ULTIMO AGGIORNAMENTO 0:56

Il testo definitivo della Legge Delega al Governo in materia di disabilità, ossia della Legge 227/21, all’articolo 2, lettera c, punto 4, prevede che “la valutazione multidimensionale assicuri, sulla base di un approccio multidisciplinare e con la partecipazione della persona con disabilità e di chi la rappresenta, l’elaborazione di un progetto di vita individuale, personalizzato e partecipato”. Ciò rappresenta un’applicazione concreta di quel cambio di visione rappresentato dalla Convenzione ONU sui Diritti delle Persone con Disabilità che, in svariati punti, sottolinea la fondamentale partecipazione della persona con disabilità stessa nei processi decisionali riguardanti la sua persona. In altri termini, ciò indica una applicazione importante del cosiddetto principio di autodeterminazione che, in passato, soprattutto per quanto riguardava le persone con disabilità intellettiva e relazionale, non veniva tenuto abbastanza in considerazione.

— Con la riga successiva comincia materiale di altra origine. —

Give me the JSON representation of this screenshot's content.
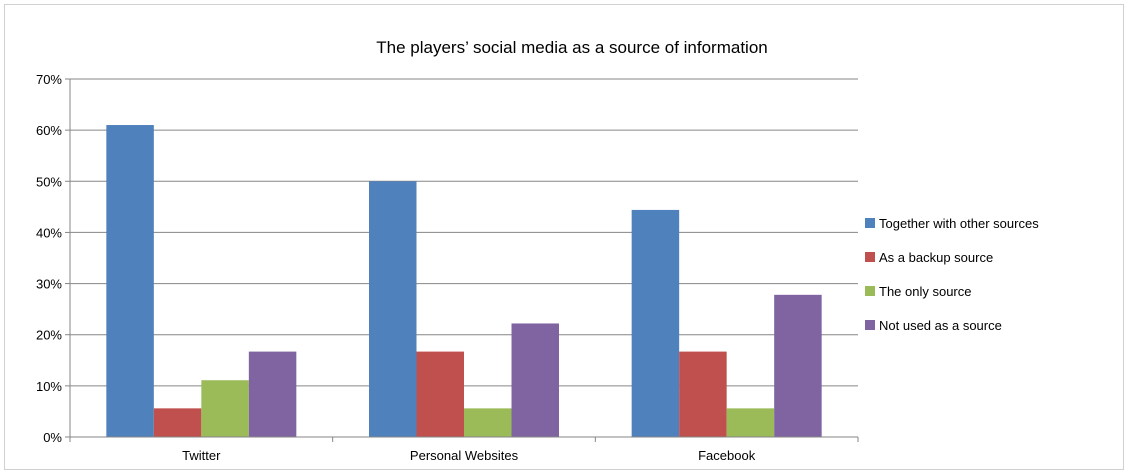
{
  "chart_data": {
    "type": "bar",
    "title": "The players’ social media as a source of information",
    "categories": [
      "Twitter",
      "Personal Websites",
      "Facebook"
    ],
    "ylim": [
      0,
      70
    ],
    "yticks": [
      "0%",
      "10%",
      "20%",
      "30%",
      "40%",
      "50%",
      "60%",
      "70%"
    ],
    "grid": true,
    "legend_position": "right",
    "series": [
      {
        "name": "Together with other sources",
        "color": "#4f81bd",
        "values": [
          61,
          50,
          44.4
        ]
      },
      {
        "name": "As a backup source",
        "color": "#c0504d",
        "values": [
          5.6,
          16.7,
          16.7
        ]
      },
      {
        "name": "The only source",
        "color": "#9bbb59",
        "values": [
          11.1,
          5.6,
          5.6
        ]
      },
      {
        "name": "Not used as a source",
        "color": "#8064a2",
        "values": [
          16.7,
          22.2,
          27.8
        ]
      }
    ]
  }
}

Il passo che stiamo compiendo è molto importante, stiamo passando ad un sistema di welfare più inclusivo, il quale riconosce a tutte le persone con disabilità, indipendentemente dalla loro patologia e condizione, il diritto a esprimere il loro punto di vista in merito alla cosiddetta presa in carico, nei tempi e nei modi a loro congeniali. Alla Legge Delega al Governo in materia di disabilità dovranno seguire gli atti applicativi che daranno effettiva attuazione a quelli che oggi sono dei princìpi e delle linee guida generali. Il fulcro di ogni azione dovrà sempre essere il coinvolgimento della persona con disabilità, indipendentemente dalla tipologia di limitazione e dall’intensità del suo bisogno di sostegno, soprattutto nella stesura del Progetto di Vita.

Stiamo percorrendo la strada giusta e non possiamo attendere oltre. Le istituzioni, il mondo del Terzo Settore e del volontariato devono essere coinvolti in questa fase di mutamento. L’obiettivo deve essere sempre quello di mettere al centro la persona con disabilità affinché possa essere appieno l’artefice della propria vita e del proprio futuro senza che ci sia alcun fattore che impedisca la piena inclusione.